Escupió las palabras, sin importarle que los agentes del Servicio de Seguridad las oyeran, sin importarle siquiera la posibilidad de que Floyd estuviera con ellos, escuchando... y regocijándose ante el espectáculo de su incapacidad para razonar con sus propias criaturas. Y llegó hasta el fin, dándose cuenta de que su invectiva tenía otro motivo. No podía convencer a Dee, no se hacía ilusiones al respecto. Pero, tal vez...
Dee acogió las palabras de Jacques en silencio... Un silencio que se prolongó largo rato cuando Jacques hubo terminado. Luego, el robot dijo:
—Lo siento.
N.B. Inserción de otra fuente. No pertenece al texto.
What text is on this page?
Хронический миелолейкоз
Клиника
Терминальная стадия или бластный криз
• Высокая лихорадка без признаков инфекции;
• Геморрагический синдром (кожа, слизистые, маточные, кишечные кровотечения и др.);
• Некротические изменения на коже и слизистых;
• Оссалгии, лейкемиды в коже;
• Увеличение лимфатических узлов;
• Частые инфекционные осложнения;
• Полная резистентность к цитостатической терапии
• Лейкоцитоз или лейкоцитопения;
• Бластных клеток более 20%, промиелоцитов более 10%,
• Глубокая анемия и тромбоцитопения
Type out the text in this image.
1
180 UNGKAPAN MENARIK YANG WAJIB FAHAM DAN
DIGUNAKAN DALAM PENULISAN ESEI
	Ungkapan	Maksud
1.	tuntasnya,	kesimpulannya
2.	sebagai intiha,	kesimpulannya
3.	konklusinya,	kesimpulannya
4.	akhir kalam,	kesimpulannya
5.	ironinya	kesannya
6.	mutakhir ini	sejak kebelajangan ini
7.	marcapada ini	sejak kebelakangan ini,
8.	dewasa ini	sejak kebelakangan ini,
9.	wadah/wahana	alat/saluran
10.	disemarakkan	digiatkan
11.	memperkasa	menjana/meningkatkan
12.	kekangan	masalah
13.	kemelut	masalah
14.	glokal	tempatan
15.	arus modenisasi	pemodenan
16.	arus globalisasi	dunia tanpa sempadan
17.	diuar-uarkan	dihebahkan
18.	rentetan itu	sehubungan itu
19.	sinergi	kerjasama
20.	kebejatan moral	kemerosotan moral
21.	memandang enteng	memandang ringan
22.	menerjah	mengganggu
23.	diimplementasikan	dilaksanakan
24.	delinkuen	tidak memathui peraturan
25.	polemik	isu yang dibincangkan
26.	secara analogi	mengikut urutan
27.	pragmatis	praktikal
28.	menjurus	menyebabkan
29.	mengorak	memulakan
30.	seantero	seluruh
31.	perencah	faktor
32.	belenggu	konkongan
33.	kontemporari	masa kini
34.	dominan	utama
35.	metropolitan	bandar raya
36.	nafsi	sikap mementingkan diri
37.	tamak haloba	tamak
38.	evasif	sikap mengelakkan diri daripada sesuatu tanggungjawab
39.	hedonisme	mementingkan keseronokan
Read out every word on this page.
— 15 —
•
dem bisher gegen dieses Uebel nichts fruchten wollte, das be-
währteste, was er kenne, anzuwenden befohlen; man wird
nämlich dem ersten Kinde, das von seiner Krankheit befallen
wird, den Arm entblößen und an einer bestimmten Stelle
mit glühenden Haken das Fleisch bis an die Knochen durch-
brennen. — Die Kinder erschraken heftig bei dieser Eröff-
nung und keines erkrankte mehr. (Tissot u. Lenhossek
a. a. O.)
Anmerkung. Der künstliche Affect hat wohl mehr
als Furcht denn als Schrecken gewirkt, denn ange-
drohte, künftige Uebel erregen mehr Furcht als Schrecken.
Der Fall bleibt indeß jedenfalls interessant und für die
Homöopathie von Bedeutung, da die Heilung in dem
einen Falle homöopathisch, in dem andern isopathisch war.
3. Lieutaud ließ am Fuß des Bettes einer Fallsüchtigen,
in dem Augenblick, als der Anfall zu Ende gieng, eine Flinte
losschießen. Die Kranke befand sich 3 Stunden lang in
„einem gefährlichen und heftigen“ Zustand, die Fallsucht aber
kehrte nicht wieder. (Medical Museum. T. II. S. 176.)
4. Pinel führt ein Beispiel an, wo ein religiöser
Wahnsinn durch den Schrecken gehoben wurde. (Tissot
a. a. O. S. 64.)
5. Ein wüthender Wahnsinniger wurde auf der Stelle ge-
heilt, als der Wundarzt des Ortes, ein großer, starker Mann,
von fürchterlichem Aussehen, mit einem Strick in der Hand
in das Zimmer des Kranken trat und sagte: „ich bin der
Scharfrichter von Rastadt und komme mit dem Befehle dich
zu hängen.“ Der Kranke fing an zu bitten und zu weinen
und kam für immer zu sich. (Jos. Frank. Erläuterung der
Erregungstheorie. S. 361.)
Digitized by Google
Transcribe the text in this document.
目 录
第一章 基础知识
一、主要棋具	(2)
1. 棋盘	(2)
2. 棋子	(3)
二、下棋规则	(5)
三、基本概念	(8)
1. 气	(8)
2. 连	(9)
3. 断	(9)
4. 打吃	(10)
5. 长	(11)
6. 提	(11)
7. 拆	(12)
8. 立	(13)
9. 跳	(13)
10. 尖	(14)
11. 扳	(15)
Tal vez habría sido mejor que no me hubiesen creado. Todo sería más sencillo.
Aquello fue todo. Luego giró sobre un talón de metal y se marchó. Jacques le oyó abrir y cerrar la puerta de la calle. Sólo entonces se dio cuenta del más fuerte de los motivos que habían provocado su ira: sentía temor por Dee.
Permaneció en pie, semiaturdido, dándose cuenta de varias cosas. Que existía un riesgo, un gran riesgo, en el plan de Floyd. Pero que, aun en el caso de que advirtiera al Departamento, el plan sería puesto en práctica, debido a lo elevado de la puesta. Y, por encima de todo, dándose cuenta de que, lo mismo que Dee, según sus propias palabras, sólo le encontraba sentido a la vida a causa de su relación con el Hombre... de ese modo el único objetivo de su propia vida eran Dee y sus compañeros. Lo demás no importaba. Era algo que llevaba en la sangre.